Indonesia, Saudi dan Radikalisme
SATUHARAPAN.COM-Kunjungan Raja Arab Saudi, Salman bin Abdulaziz al-Saud, pekan ini di Indonesia merupakan kunjungan pertama setelah 46 tahun, setelah kunjungan Raja Faisal. Kunjungan ini juga yang terlama (12 hari), dalam tur ke lima negara di Asia selama 31 hari.
Kunjungan ini mempunyai makna penting bagi kedua negara, karena Indonesia maupun Arab Saudi termasuk negara dengan mayoritas penduduk Muslim yang mempunyai bisa bermain dengan peran penting dalam dunia Islam.
Apakah kunjungan yang cukup lama ini, meskipun sebagian waktu lebih sebagai wisata keluarga ke Bali, bisa dimanfaatkan kedua negara untuk membahas hal-hal yang serius, terutama dalam isu agama dan peranan di dunia Islam?
Pihak pemerintah Indonesia menyebutkan telah disiapkan 10 nota kesepahaman yang akan ditandatangani dalam momentum pertemuan kedua kepala negara, terutama terkait dengan masalah agama dan ekonomi.
Masalah atau isu agama (Islam) sangan penting menjadi topik pembahasan antara Indonesia dan Arab Saudi, dan diharapkan tidak sekadar untuk mendapatkan kesepakatan kenaikan quota jemaah haji. Sebab dalam dua dekade awal abad ke-21 ini, masalah radikalisme dan terorisme yang dikaitkan dengan Islam telah menjadi masalah global yang mendesak untuk disikapi kedua negara untuk menemukan solusi.
Garis Antara Islam dan Terorisme
Masalah agama, tampaknya juga telah menjadi agenda dari Raja Salman. Di negara tujuan pertama dalam turnya, Malaysia, Raja Salman telah menyinggung hal itu. Dia mengatakan bahwa negaranya mendukung prinsip-prinsip dan kepentingan Islam di seluruh dunia.
Dia menegaskan, kerajaan Arab Saudi berdiri dengan segala kekuatannya di belakang kepentingan Islam pada umumnya dan sepenuhnya siap membantu dan bekerja sama dengan Malaysia dalam upaya melayani isu-isu Muslim.

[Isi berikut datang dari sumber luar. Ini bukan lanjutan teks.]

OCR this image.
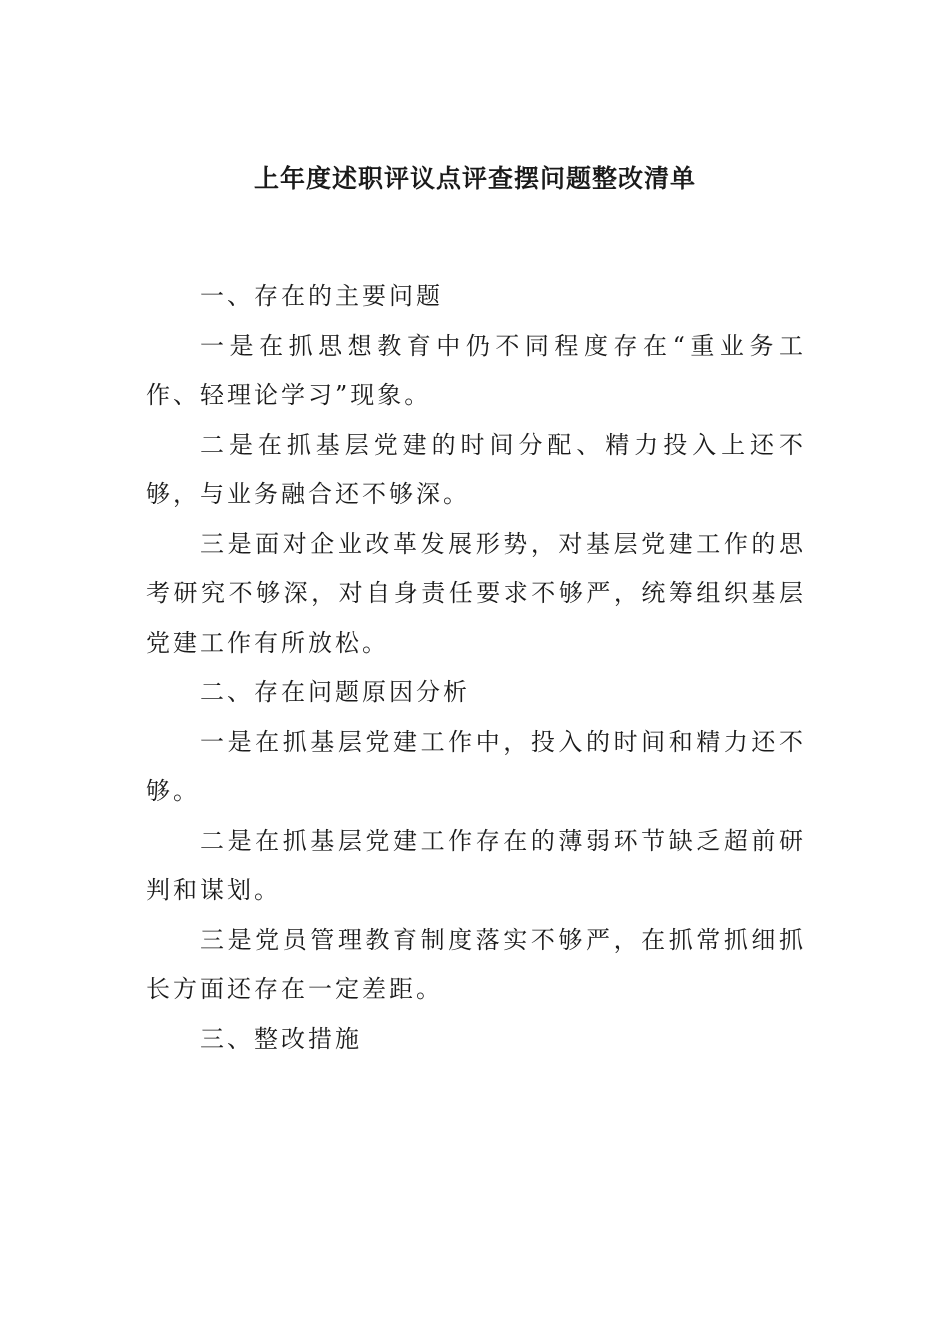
上年度述职评议点评查摆问题整改清单

一、存在的主要问题

一是在抓思想教育中仍不同程度存在“重业务工作、轻理论学习”现象。

二是在抓基层党建的时间分配、精力投入上还不够，与业务融合还不够深。

三是面对企业改革发展形势，对基层党建工作的思考研究不够深，对自身责任要求不够严，统筹组织基层党建工作有所放松。

二、存在问题原因分析

一是在抓基层党建工作中，投入的时间和精力还不够。

二是在抓基层党建工作存在的薄弱环节缺乏超前研判和谋划。

三是党员管理教育制度落实不够严，在抓常抓细抓长方面还存在一定差距。

三、整改措施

Masalah yang paling serius untuk dibahas adalah tentang radikalisme dan terorisme yang telah menjadi masalah global. Arus pengungsian besar-besaran telah menunjukkan berasal dari negara-negara yang menghadapi konflik sektarian dan kekerasan, dan sebagian besar terkait dengan kelompok radikal yang menggunakan label Islamis.
Bahkan aksi terorisme yang terjadi di Eropa dan Amerika, sebagian besar tertkait dengan imigran dan klaim-klaim oleh Islamis. Jadi, meskipun kelompok-kelompok radikal dan organisasi terorisme selalu disebutkan sebagai di luar Islam atau mereka membajak Islam, klaim-klaim mereka hampir selalu menunjuk pada Islamis.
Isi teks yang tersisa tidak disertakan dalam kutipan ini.